Setting up a nice Ansible repo for automatically provisioning and configuring the ElasticStack server and configuring the new monitoring agents takes quite a bit of work… which I’ve already done. I pushed the new (private) repo this morning for devs to look at and can do a live demo at some point. It’s been sat on my hard drive for a while because it required Rails 4, but now that we’re there I’ve retested it and it’s basically production-ready.

3 Likes

While investigating UK downtime just now @Matt-Yorkley and I were talking about some of the lacking security monitoring within OFN.

I’d love to hear the security case for switching to ElasticStack :pray:

Yep, as a secondary benefit it would also enable various options for security monitoring across all our servers, which would be really nice.

1 Like

I fully support this switch.
I look forward having app logs in there as well! And with that, and some work, I think this can replace bugsnag. Or at least be integrated with bugsnag alerts so we have a single source of monitoring data and alerts.

I think @sauloperez concern was what datadog features are we going to miss?

Are there any other concerns about this move?

There are a few questions floating around at the moment, like:

  • Can we continue to roll out our data/analytics setup? What impact would it have on smaller instances?
  • Can we use the new security setup on all servers? What impact would it have?
  • How urgently do we need to upgrade the US and Canadian servers? Are they okay or are they on fire?

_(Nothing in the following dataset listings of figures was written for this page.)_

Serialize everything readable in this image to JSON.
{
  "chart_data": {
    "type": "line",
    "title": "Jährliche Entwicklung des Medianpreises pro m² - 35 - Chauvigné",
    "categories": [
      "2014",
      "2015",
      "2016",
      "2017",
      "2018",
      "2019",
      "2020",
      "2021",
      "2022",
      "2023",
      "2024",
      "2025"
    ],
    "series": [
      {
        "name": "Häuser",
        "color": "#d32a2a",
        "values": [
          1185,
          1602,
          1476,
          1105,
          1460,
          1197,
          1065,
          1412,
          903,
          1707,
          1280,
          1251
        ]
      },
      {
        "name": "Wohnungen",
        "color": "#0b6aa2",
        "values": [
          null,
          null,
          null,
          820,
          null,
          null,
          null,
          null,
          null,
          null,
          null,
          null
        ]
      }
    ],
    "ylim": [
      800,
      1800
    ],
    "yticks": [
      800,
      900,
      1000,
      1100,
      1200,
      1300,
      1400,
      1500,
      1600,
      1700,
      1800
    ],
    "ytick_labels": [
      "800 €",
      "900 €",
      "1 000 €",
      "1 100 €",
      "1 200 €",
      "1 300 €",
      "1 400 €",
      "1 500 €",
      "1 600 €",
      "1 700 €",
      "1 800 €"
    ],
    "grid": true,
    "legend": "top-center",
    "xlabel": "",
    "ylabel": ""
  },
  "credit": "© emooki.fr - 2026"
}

The current answer to all of these questions is: “we have no idea, and no way of finding out”.

If it’s less expensive and more powerful than Datadog no instance manager will disapprove this switch.

That means it is up to core devs to take a decision here as it means maintaining a new server ? So I guess this needs input from @maikel @apb @sauloperez ?

It’s cheaper in hosting costs but probably more effort in maintenance. Using open source is more value aligned though.

I’m not sure we can outright replace Bugsnag, but we can definitely replace Datadog, HappyApps, and Wormly for all servers.

1 Like

There’s no doubt that we need to expand our monitoring to other instances and at scale, a Saas such as Datadog is going to cost quite a lot of money. However, we tend to greatly underestimate the time it takes to maintain a hosted solution. That’s another server that needs maintainance, upgrading, etc. but also a new tool that needs mastering, and in my experience, anything related to observability is not an easy task.

That being said, however, I do see it as an investment that OFN needs, knowing that we’ll likely end up spending more money on monitoring than we currently are. IMO what’s missing is the scope of what we want to do, a roadmap, and whether or not there’s a budget for it. We should probably discuss this before bringing it into production curation.

Finally, re Bugsnag. IMO they are two separate things with different purposes although there is some sort of overlap.

After the recent changes in the team and thus, the scarce dev resources we have I propose we postpone this and pay for the two extra (CA and US) servers in Datadog. This will have us covered during Xmas sales and provides us with the necessary insights we need to enable data replication for CA. After Xmas, we could start incepting this replacement with ElasticStack. If you all agree we can create and prioritize the issue to enable Datadog for these two ASAP. Thoughts?